Once the interpreter has finished calculating the answer and displaying it, the prompt reappears. This means the Python interpreter is waiting for another instruction. Your Turn: Enter a few more expressions of your own. The preceding examples demonstrate how you can work interactively with the Python interpreter, experimenting with various expressions in the language to see what they do. In Python, it doesn’t make sense to end an instruction with a plus sign. Now that we can use the Python interpreter, we’re ready to start working with language data.
2 Getting Started with NLTK Before going further you should install NLTK 3. Follow the instructions there to download the version required for your platform. Downloading the NLTK Book Collection: browse the available packages using nltk. The Collections tab on the downloader shows how the packages are grouped into sets, and you should select the line labeled book to obtain all data required for the examples and exercises in this book.

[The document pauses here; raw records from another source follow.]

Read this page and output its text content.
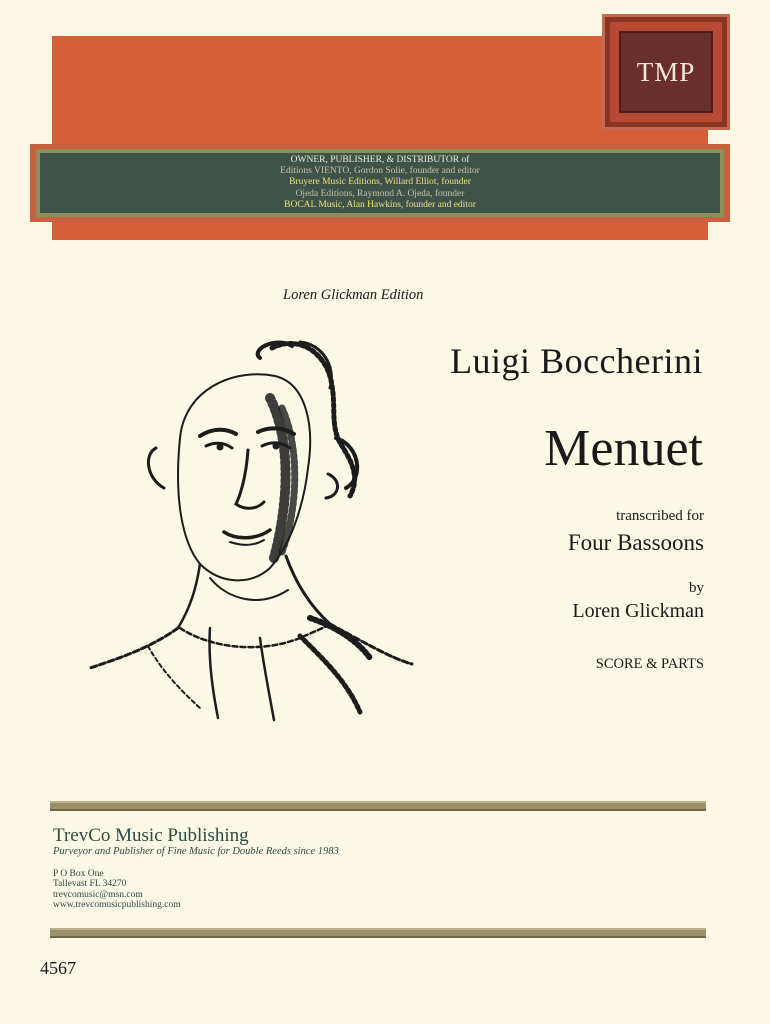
TMP
OWNER, PUBLISHER, & DISTRIBUTOR of
Editions VIENTO, Gordon Solie, founder and editor
Bruyere Music Editions, Willard Elliot, founder
Ojeda Editions, Raymond A. Ojeda, founder
BOCAL Music, Alan Hawkins, founder and editor
Loren Glickman Edition
Luigi Boccherini
Menuet
transcribed for
Four Bassoons
by
Loren Glickman
SCORE & PARTS
TrevCo Music Publishing
Purveyor and Publisher of Fine Music for Double Reeds since 1983
P O Box One
Tallevast FL 34270
trevcomusic@msn.com
www.trevcomusicpublishing.com
4567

It consists of about 30 compressed files requiring about 100Mb disk space. Once the data is downloaded to your machine, you can load some of it using the Python interpreter. Here’s the command again, together with the output that you will see. Type the name of the text or sentence to view it. 9: The Man Who Was Thursday by G . Now that we can use the Python interpreter, and have some data to work with, we’re ready to get started.
3 Searching Text There are many ways to examine the context of a text apart from simply reading it. A concordance view shows us every occurrence of a given word, together with some context. CHAPTER 55 Of the monstrous Pictures of Whales . The first time you use a concordance on a particular text, it takes a few extra seconds to build an index so that subsequent searches are fast. Ctrl-up-arrow or Alt-p to access the previous command and modify the word being searched. You can also try searches on some of the other texts we have included.
Search the book of Genesis to find out how long some people lived, using text3. Note that this corpus is uncensored! Once you’ve spent a little while examining these texts, we hope you have a new sense of the richness and diversity of language. In the next chapter you will learn how to access a broader range of text, including text in languages other than English. A concordance permits us to see words in context.
What other words appear in a similar range of contexts? Observe that we get different results for different texts. It is one thing to automatically detect that a particular word occurs in a text, and to display some words that appear in the same context. However, we can also determine the location of a word in the text: how many words from the beginning it appears.